= Neukom Institute for Computational Science =

The Neukom Institute for Computational Science is a collection of offices and laboratory facilities at Dartmouth College in Hanover, New Hampshire. The institute was funded by a donation from Bill Neukom in 2004, then Dartmouth's largest gift for an academic program. The institute provides programs for undergraduates and graduate students as well as encouraging public engagement with computer science through programs such as the Neukom Institute Literary Arts Awards.

==Literary Arts Awards==
The Neukom Institute Literary Arts Awards are presented to celebrate new works of speculative fiction. The three categories are: Speculative Fiction, Debut Speculative Fiction and Playwriting.

=== Speculative Fiction ===
This award is for any work of speculative fiction published in the last two and a half years or that is about to be published.

==== Recipients ====
The inaugural award in 2018 was to Central Station by Lavie Tidhar and On the Edge of Gone by Corinne Duyvis.
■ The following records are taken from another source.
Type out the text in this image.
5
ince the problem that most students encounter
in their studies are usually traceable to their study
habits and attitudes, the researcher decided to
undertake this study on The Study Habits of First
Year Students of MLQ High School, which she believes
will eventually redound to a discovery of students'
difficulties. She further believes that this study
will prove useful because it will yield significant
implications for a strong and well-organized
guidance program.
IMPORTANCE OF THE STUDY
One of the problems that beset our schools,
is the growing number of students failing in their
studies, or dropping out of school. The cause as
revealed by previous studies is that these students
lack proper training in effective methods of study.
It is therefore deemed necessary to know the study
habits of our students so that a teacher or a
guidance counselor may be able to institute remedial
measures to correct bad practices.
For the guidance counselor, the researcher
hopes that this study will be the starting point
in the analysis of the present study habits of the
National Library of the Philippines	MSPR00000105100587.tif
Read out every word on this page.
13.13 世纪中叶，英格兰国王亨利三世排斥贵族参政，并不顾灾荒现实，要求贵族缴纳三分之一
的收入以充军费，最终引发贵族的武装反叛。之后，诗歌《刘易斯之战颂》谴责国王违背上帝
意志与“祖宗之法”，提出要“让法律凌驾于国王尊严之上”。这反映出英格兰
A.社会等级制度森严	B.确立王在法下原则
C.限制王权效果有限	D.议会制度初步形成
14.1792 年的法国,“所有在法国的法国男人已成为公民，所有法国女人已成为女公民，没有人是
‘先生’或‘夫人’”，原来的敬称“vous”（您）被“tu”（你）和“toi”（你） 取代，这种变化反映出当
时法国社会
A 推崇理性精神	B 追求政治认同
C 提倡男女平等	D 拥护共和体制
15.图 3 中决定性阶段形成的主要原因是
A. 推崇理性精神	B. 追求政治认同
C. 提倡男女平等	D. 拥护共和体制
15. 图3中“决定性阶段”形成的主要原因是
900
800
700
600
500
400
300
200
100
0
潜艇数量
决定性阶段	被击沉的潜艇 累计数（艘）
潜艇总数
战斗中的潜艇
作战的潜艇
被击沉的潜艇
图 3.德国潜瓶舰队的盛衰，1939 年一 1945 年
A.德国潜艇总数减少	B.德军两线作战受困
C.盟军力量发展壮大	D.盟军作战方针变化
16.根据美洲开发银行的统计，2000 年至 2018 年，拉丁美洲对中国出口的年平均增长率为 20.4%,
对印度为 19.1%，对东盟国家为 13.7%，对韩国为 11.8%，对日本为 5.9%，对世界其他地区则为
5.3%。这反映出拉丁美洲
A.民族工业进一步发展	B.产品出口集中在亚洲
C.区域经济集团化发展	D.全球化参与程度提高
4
2019: Theory of Bastards by Audrey Schulman

=== Debut Speculative Fiction ===
This award is for an author's first work of speculative fiction.

==== Recipients ====
The inaugural award in 2018 was presented to Best Worst American by Juan Martinez.

=== Playwriting ===
This award is for a full-length play addressing the question "What does it mean to be a human in a computerized world?"

==== Recipients ====
The inaugural award in 2018 was presented to Choices People Make by Jessica Andrewartha.